И снова вызов, снова как будто противоречие: слова «авторитет», «главенство», как видим, сопутствуют определению Другого у Дубина. И снова мне не кажется неуместным здесь вспомнить сказанное о том, кто главный в Царстве Небесном, и о том, что «кто хочет между вами быть большим, да будет вам слугою» (Мф. 20:26). Смею верить, что эту отсылку Борис Владимирович воспринял бы как голос Другого.

Я заканчиваю рецензию тем же, чем заканчивается основной в этой книге корпус наследия Бориса Дубина (далее следует «Post scriptum»), цитируя сказанное на вечере памяти Григория Дашевского и относимое теперь, как находит составитель, сын, к самому герою-автору. «Странная зона будущего, которое не будет прожито с ним вместе… <…> Я вообще думаю, что прошлое — это в каком-то смысле наше не состоявшееся с кем-то общее будущее. <…> [Д]альше это прошлое как бы переходит из нашего опыта, из того, чего мы были свидетелями или с чем мы были рядом, в другую сферу — длинную, но и безличную область культуры. Общезначимую, которая уже гораздо дальше каждого из нас и, наверное, всех нас вместе».

Итак, описав круг, мы вернулись к антиномии наследия и наследства. Принадлежащего всем нам, поскольку отныне — культуре, (в) которой существуем, и принадлежащего лишь тому, чье оно, наследие-наследство. Незаменимому и уникальному Другому, зачастую дорогому и близкому, но/потому не могущему быть до конца присвоенным.

«Гоже ли заслоняться памятником от памяти? Написанное тогда нужно читать как след утраты», — сказано Борисом Дубиным о его рано умершем друге, поэте Сергее Морозове. Книга, которой мы обязаны ему и его сыну, не памятник, а то, в чем живет, длится живое присутствие отсутствующего, — след.


Марианна ИОНОВА


1 Слово, которым Дубин назвал свою единственную поэтическую книгу и явно нагруженное особым для него значением.

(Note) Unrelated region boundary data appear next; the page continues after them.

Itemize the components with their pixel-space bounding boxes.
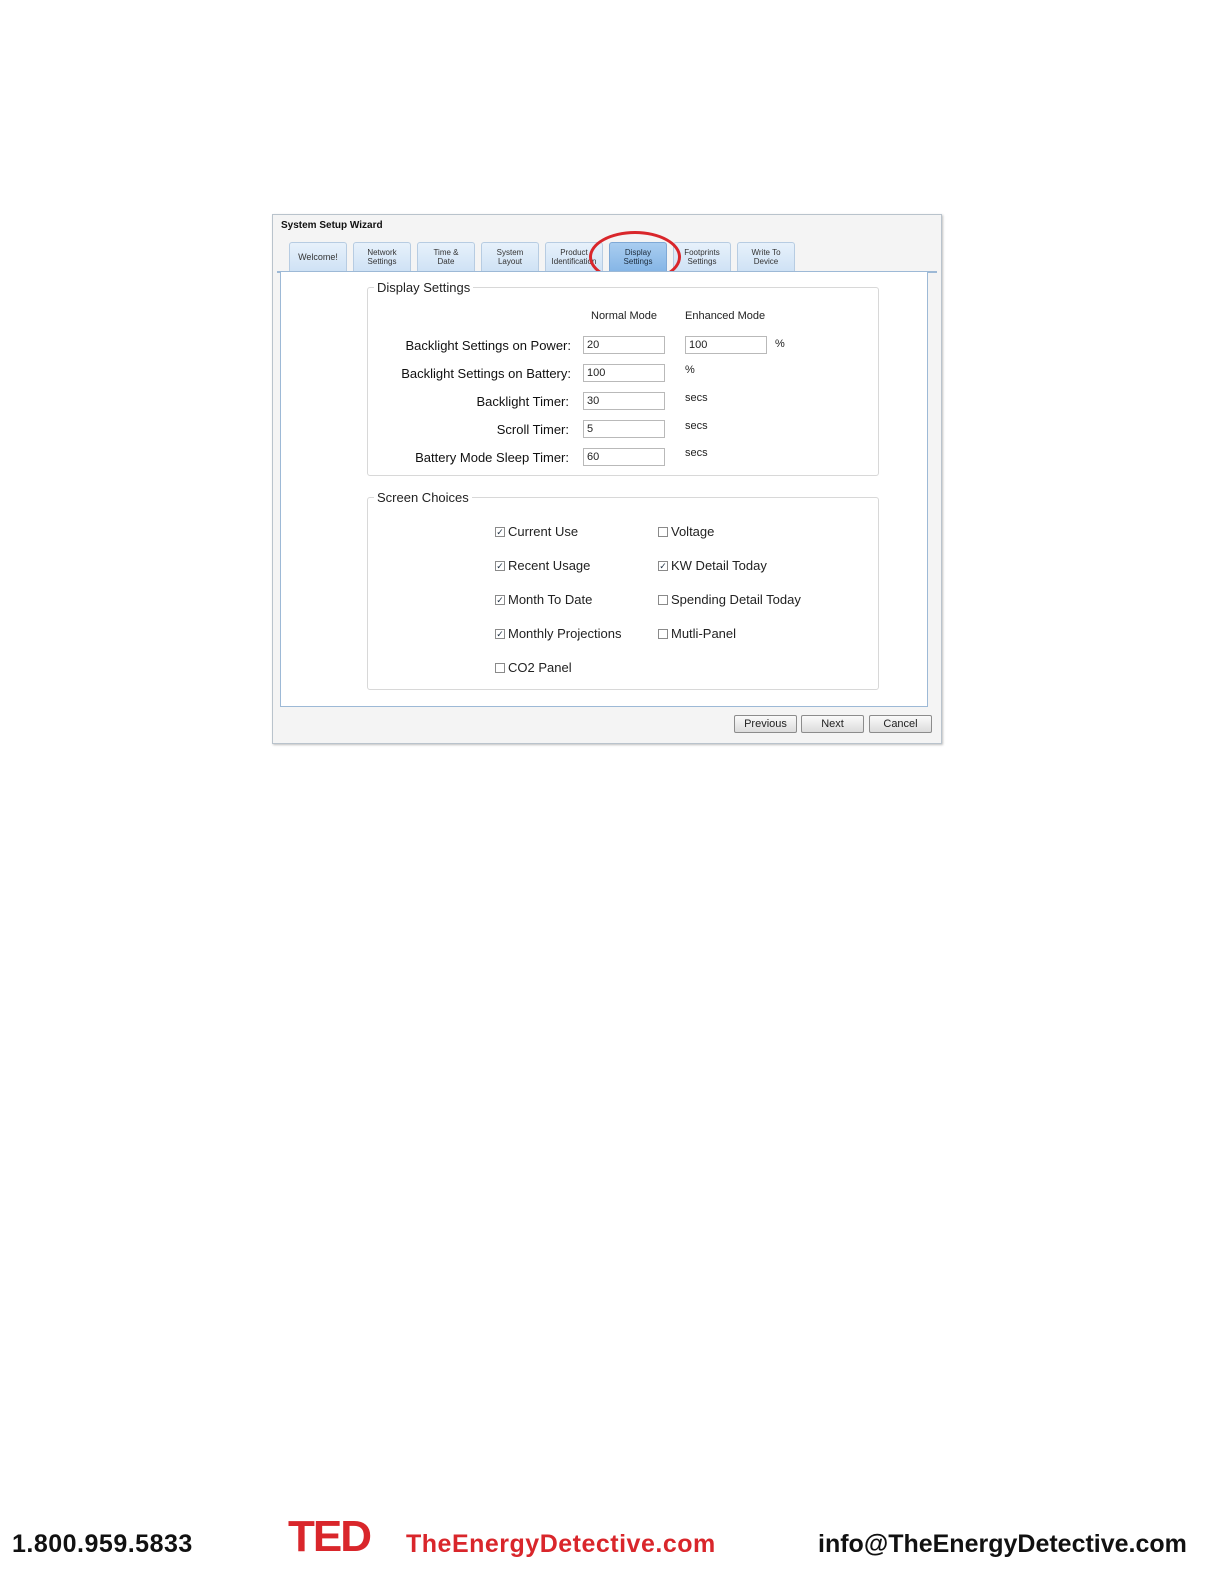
checkbox-box: ✓ [495, 560, 505, 571]
checkbox-box: ✓ [495, 628, 505, 639]
checkbox-label: Voltage [671, 524, 715, 539]
checkbox-box: ✓ [658, 560, 668, 571]
checkbox-box [495, 662, 505, 673]
tab-write-to-device[interactable]: Write To Device [737, 242, 795, 271]
tab-time-date[interactable]: Time & Date [417, 242, 475, 271]
checkbox-label: Monthly Projections [508, 626, 622, 641]
co2-panel-checkbox[interactable]: CO2 Panel [495, 660, 572, 675]
spending-detail-today-checkbox[interactable]: Spending Detail Today [658, 592, 801, 607]
wizard-content-panel: Display Settings Normal Mode Enhanced Mo… [280, 271, 928, 707]
sleep-timer-input[interactable] [583, 448, 665, 466]
kw-detail-today-checkbox[interactable]: ✓ KW Detail Today [658, 558, 767, 573]
checkbox-box [658, 594, 668, 605]
checkbox-label: Month To Date [508, 592, 593, 607]
backlight-power-enhanced-input[interactable] [685, 336, 767, 354]
tab-welcome[interactable]: Welcome! [289, 242, 347, 271]
checkbox-box: ✓ [495, 526, 505, 537]
voltage-checkbox[interactable]: Voltage [658, 524, 714, 539]
checkbox-box [658, 628, 668, 639]
checkbox-label: CO2 Panel [508, 660, 572, 675]
backlight-timer-label: Backlight Timer: [476, 394, 569, 409]
tab-system-layout[interactable]: System Layout [481, 242, 539, 271]
tab-footprints-settings[interactable]: Footprints Settings [673, 242, 731, 271]
tab-product-identification[interactable]: Product Identification [545, 242, 603, 271]
backlight-power-label: Backlight Settings on Power: [405, 338, 571, 353]
backlight-battery-unit: % [685, 364, 695, 376]
month-to-date-checkbox[interactable]: ✓ Month To Date [495, 592, 592, 607]
footer-phone: 1.800.959.5833 [12, 1530, 193, 1558]
checkbox-label: KW Detail Today [671, 558, 767, 573]
backlight-timer-input[interactable] [583, 392, 665, 410]
sleep-timer-label: Battery Mode Sleep Timer: [415, 450, 569, 465]
ted-logo-text: TED [288, 1513, 370, 1557]
window-title: System Setup Wizard [281, 220, 383, 231]
backlight-timer-unit: secs [685, 392, 708, 404]
ted-logo: TED [288, 1513, 372, 1557]
display-settings-legend: Display Settings [377, 280, 471, 295]
checkbox-label: Spending Detail Today [671, 592, 801, 607]
backlight-battery-normal-input[interactable] [583, 364, 665, 382]
screen-choices-legend: Screen Choices [377, 490, 469, 505]
checkbox-box: ✓ [495, 594, 505, 605]
normal-mode-header: Normal Mode [591, 310, 658, 322]
backlight-power-unit: % [775, 338, 785, 350]
next-button[interactable]: Next [801, 715, 864, 733]
checkbox-box [658, 526, 668, 537]
tab-display-settings[interactable]: Display Settings [609, 242, 667, 271]
tab-bar: Welcome! Network Settings Time & Date Sy… [277, 239, 937, 273]
tab-network-settings[interactable]: Network Settings [353, 242, 411, 271]
backlight-power-normal-input[interactable] [583, 336, 665, 354]
scroll-timer-unit: secs [685, 420, 708, 432]
backlight-battery-label: Backlight Settings on Battery: [401, 366, 571, 381]
checkbox-label: Current Use [508, 524, 579, 539]
footer-website[interactable]: TheEnergyDetective.com [406, 1530, 716, 1559]
current-use-checkbox[interactable]: ✓ Current Use [495, 524, 578, 539]
scroll-timer-label: Scroll Timer: [496, 422, 569, 437]
footer-email[interactable]: info@TheEnergyDetective.com [818, 1530, 1187, 1559]
monthly-projections-checkbox[interactable]: ✓ Monthly Projections [495, 626, 621, 641]
checkbox-label: Recent Usage [508, 558, 591, 573]
cancel-button[interactable]: Cancel [869, 715, 932, 733]
checkbox-label: Mutli-Panel [671, 626, 737, 641]
multi-panel-checkbox[interactable]: Mutli-Panel [658, 626, 736, 641]
setup-wizard-window: System Setup Wizard Welcome! Network Set… [272, 214, 942, 744]
sleep-timer-unit: secs [685, 447, 708, 459]
screen-choices-group: Screen Choices [367, 490, 879, 690]
enhanced-mode-header: Enhanced Mode [685, 310, 766, 322]
recent-usage-checkbox[interactable]: ✓ Recent Usage [495, 558, 590, 573]
previous-button[interactable]: Previous [734, 715, 797, 733]
scroll-timer-input[interactable] [583, 420, 665, 438]
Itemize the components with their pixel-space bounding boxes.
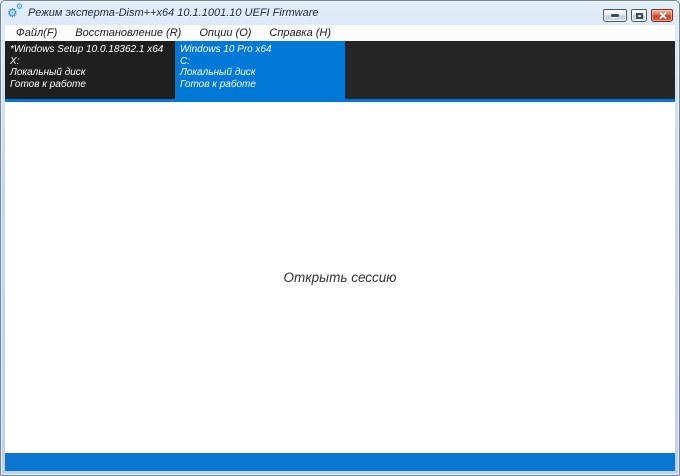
tab-status: Готов к работе (10, 78, 86, 90)
tab-disk-type: Локальный диск (180, 67, 256, 78)
menu-bar: Файл(F) Восстановление (R) Опции (O) Спр… (5, 25, 675, 41)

2 Этот антропологический прорыв, разумеется, то шило, которое в мешке не утаишь, опять же, разумеется, на взгляд человека культуры. Ср. «Современное искусство не с личностью в классическом понимании имеет дело, а скорее со скудельным сосудом, в которое помещены томящиеся сознание, мысли, чаяния. <…> Умение любить и сострадать негероям нашего времени — это ведь путь к умению сострадать всем сирым и убогим. Современное искусство совершенно не отрицает (сомневается, но все же не отрицает) того, что „в каждом из нас Бог”, оно лишь заставляет постоянно помнить, что „каждый пред Богом наг. / Жалок, наг и убог”. Парадоксальным образом никогда Европа не была так близка к исполнению не на словах, а на деле (!) евангельских заповедей, как оказалась близка теперь, в эпоху утраты вертикали и торжества секуляризма. <…> Европа действительно <…> „профукала свое лидерство”, утратила мощный завоевательный дух. <…> Но не так ли завоевала мир и сама христианская идея. <…> Сила современной Европы так же, как некогда сила самого христианства, состоит в ее слабости» (Давыдова Марина. Европа: признание в любви. — «OpenSpace.ru» от 02.09.2011).